Ahad , 29 October 2017, 04:07 WIB

Republika Raih Penghargaan Media Massa Cetak Berbahasa Indonesia Terbaik 2017

Rep: umi nur fadhilah/ Red: Budi Raharjo
Republika/Rakhmawaty La'lang
 Menteri Pendidikan dan Kebudayaan Muhadjir Effendy , Jakarta, Jumat (8/4)
Menteri Pendidikan dan Kebudayaan Muhadjir Effendy , Jakarta, Jumat (8/4)

REPUBLIKA.CO.ID,JAKARTA -- Harian Republika mendapat salah satu penghargaan Media Massa Cetak Berbahasa Indonesia Terbaik 2017 dari Badan Bahasa Kementerian Pendidikan dan Kebudayaan (Kemendikbud). Penghargaan diberikan dalam perayaan Bulan Bahasa dan Sastra 2017 di Kemendikbud, Senayan, Jakarta, Sabtu (28/10).

Menteri Pendidikan dan Kebudayaan (Mendikbud) Muhadjir Effendy mengingatkan Sumpah Pemuda menempatkan Bahasa Indonesia menjadi pilar utama perjuangan bangsa Indonesia. Hajatan kesusastraan dan kebahasaan bersumber dari literasi nasional yang terus mengumandangkan bahasa Indonesia. "Ciri-ciri negara maju adalah kuat, kokoh, dan membangun tradisi literasi," kata dia usai memberi penghargaan.

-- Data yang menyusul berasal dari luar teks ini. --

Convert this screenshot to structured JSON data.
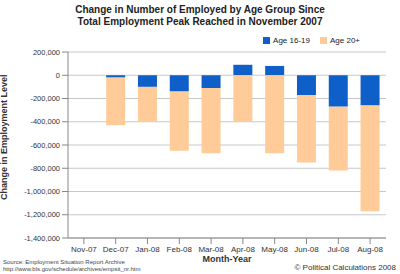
{
  "chart_data": {
    "type": "bar",
    "title": [
      "Change in Number of Employed by Age Group Since",
      "Total Employment Peak Reached in November 2007"
    ],
    "x_label": "Month-Year",
    "y_label": "Change in Employment Level",
    "categories": [
      "Nov-07",
      "Dec-07",
      "Jan-08",
      "Feb-08",
      "Mar-08",
      "Apr-08",
      "May-08",
      "Jun-08",
      "Jul-08",
      "Aug-08"
    ],
    "series": [
      {
        "name": "Age 16-19",
        "color": "#0f5fc8",
        "values": [
          0,
          -20000,
          -100000,
          -140000,
          -110000,
          90000,
          80000,
          -170000,
          -270000,
          -260000
        ]
      },
      {
        "name": "Age 20+",
        "color": "#ffcc99",
        "values": [
          0,
          -410000,
          -300000,
          -510000,
          -560000,
          -400000,
          -670000,
          -580000,
          -550000,
          -910000
        ]
      }
    ],
    "stacked": true,
    "ylim": [
      -1400000,
      200000
    ],
    "yticks": [
      {
        "value": 200000,
        "label": "200,000"
      },
      0,
      {
        "value": -200000,
        "label": "-200,000"
      },
      {
        "value": -400000,
        "label": "-400,000"
      },
      {
        "value": -600000,
        "label": "-600,000"
      },
      {
        "value": -800000,
        "label": "-800,000"
      },
      {
        "value": -1000000,
        "label": "-1,000,000"
      },
      {
        "value": -1200000,
        "label": "-1,200,000"
      },
      {
        "value": -1400000,
        "label": "-1,400,000"
      }
    ],
    "grid": true,
    "legend": "upper right",
    "annotations": [
      "Source: Employment Situation Report Archive",
      "http://www.bls.gov/schedule/archives/empsit_nr.htm",
      "© Political Calculations 2008"
    ]
  }
}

Mantan rektor Universitas Muhammadiyah Malang (UMM) itu mengingatkan bangsa dengan literasi rendah tak bisa menjadi bangsa maju dan besar. Ia tidak menampik berbagai jajak pendapat menempatkan Indonesia sebagai negara dengan budaya literasi rendah. Pun ada yang menyebut pendidikan Indonesia ketinggalan 45 tahun di banding negara lainnya.

Republika menjadi satu dari 10 media massa yang diganjar penghargaan Media Massa Cetak Berbahasa Indonesia Terbaik 2017. Masing-masing, Media Indonesia, Pikiran Rakyat, Bisnis Indonesia, Jawa Pos, Lampung Pos, Harian Republika, Warta Kota, Tribun Jabar, Suara Pembaruan, dan Banjarmasin Pos. Penghargaan juga diberikan pada Kompas dan Tempo sebagai Media Cetak Berdedikasi dalam Berbahasa Indonesia 2017.